First, all that George Washington did or said that is relevant to this case is that he asked Alexander Hamilton to defend in the Supreme Court a federal tax statute that said it imposed a duty, which is an indirect tax, on the use of carriages, which in the 1790's were luxury goods subject to duties in England and Massachusetts. Washington expressed no opinion whatsoever on the line between direct and indirect taxes.
And from later on:
What really matters is what was said and understood at the state ratifying conventions since it was those conventions, and not the back room deals that were made about slavery at Philadelphia, which made the Constitution the supreme law of the land.
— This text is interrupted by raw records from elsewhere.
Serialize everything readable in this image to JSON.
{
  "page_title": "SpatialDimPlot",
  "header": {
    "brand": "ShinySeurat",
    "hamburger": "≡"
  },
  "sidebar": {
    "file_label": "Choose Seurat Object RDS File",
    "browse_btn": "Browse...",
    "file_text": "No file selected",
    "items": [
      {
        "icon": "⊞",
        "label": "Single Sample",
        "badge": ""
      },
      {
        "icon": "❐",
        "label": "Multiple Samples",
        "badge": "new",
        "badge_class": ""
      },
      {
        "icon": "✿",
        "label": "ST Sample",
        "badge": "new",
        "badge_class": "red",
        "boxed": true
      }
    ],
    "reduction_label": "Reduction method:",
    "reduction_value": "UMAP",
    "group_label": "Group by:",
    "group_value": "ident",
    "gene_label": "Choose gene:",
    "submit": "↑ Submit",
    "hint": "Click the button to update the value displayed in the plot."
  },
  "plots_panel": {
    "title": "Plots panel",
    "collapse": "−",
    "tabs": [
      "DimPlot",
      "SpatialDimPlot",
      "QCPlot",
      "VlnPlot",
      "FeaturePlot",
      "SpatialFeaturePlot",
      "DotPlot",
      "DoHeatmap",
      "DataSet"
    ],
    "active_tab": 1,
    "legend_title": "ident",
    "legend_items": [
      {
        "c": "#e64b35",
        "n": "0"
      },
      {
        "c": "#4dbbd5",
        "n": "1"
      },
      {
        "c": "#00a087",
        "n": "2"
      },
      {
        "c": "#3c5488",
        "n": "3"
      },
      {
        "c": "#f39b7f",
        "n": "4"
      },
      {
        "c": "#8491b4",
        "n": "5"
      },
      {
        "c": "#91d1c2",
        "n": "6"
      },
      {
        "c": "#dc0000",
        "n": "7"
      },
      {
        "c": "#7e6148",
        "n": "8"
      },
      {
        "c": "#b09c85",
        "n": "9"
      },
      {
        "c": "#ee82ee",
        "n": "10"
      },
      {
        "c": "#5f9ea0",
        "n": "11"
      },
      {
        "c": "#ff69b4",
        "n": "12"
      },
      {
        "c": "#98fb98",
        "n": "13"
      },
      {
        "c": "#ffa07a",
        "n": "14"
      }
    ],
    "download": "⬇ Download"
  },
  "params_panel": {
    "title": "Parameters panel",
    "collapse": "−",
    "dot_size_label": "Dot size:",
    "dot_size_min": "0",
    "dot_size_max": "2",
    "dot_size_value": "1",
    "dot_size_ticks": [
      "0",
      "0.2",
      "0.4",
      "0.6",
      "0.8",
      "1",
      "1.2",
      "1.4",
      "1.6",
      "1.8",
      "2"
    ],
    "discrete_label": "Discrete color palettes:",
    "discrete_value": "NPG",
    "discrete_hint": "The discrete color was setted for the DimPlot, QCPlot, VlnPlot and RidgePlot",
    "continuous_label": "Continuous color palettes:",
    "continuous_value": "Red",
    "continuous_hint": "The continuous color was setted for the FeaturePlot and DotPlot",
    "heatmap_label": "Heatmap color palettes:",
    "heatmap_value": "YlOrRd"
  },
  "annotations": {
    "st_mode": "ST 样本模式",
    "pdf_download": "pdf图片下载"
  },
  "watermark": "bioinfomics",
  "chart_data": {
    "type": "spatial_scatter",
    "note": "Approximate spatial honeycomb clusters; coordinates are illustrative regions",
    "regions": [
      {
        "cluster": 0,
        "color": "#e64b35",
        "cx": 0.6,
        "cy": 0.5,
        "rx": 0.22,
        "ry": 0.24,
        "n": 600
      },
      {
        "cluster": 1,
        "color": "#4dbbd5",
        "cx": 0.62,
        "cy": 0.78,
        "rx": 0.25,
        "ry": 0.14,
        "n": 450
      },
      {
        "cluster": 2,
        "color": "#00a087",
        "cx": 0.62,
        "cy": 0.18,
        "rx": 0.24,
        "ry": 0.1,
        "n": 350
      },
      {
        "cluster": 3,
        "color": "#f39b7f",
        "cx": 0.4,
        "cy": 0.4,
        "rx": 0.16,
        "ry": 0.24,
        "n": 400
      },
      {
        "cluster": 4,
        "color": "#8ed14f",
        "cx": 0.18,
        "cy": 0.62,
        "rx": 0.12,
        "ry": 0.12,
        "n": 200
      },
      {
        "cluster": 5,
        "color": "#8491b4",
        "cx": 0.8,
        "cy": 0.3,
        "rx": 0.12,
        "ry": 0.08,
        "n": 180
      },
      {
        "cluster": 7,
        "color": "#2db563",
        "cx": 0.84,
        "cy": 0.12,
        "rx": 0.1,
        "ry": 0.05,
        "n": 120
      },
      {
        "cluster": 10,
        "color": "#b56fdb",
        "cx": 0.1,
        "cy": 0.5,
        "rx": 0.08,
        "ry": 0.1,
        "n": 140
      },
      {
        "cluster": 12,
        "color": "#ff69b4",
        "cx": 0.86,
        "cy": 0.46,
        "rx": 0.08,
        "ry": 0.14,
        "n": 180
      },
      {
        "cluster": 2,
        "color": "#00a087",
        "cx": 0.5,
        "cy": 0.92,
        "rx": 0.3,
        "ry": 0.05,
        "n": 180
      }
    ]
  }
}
Future Chief Justice John Marshall speaking at the Virginia Ratifying convention said: "The objects of direct taxes are well understood." Marshal listed them as "Lands, slaves, stock [i.e., business capital] of all kinds, and a few other articles of domestic property." Future Chief Justice Oliver Ellsworth speaking at the Connecticut Ratifying Convention said that targets of direct taxes included (he did not say "were limited to" the "tools of a man's business … necessary utensils of his family" thus corroborating Marshall's references to "stock" and "domestic property." After the Pennsylvania Ratifying Convention, delegates in the Anti-Federalist minority, which cared deeply about the direct/indirect taxes line, issued a statement that identified the subjects of direct taxes as those on polls (as confirmed by the Constitution) and on "land, cattle, trades, occupations, etc." The "Federal Farmer", a highly regarded Anti-Federalist paper lists as objects of Congress power of direct taxation, "polls, lands, houses, labour, etc." See generally, Robert Natelson, What the Constitution Means by "Duties, Imposts, and Excises" – and "Taxes" (Direct or Otherwise), 66 Case West. L. Rev. 297, 308-09 (2015). See also Erik M. Jensen, The Apportionment of "Direct Taxes": Are Consumption Taxes Constitutional?, 97 Colum. L. Rev. 2334 (1997).
The Supreme Court oral argument in Moore is tomorrow (Tuesday, 12/5).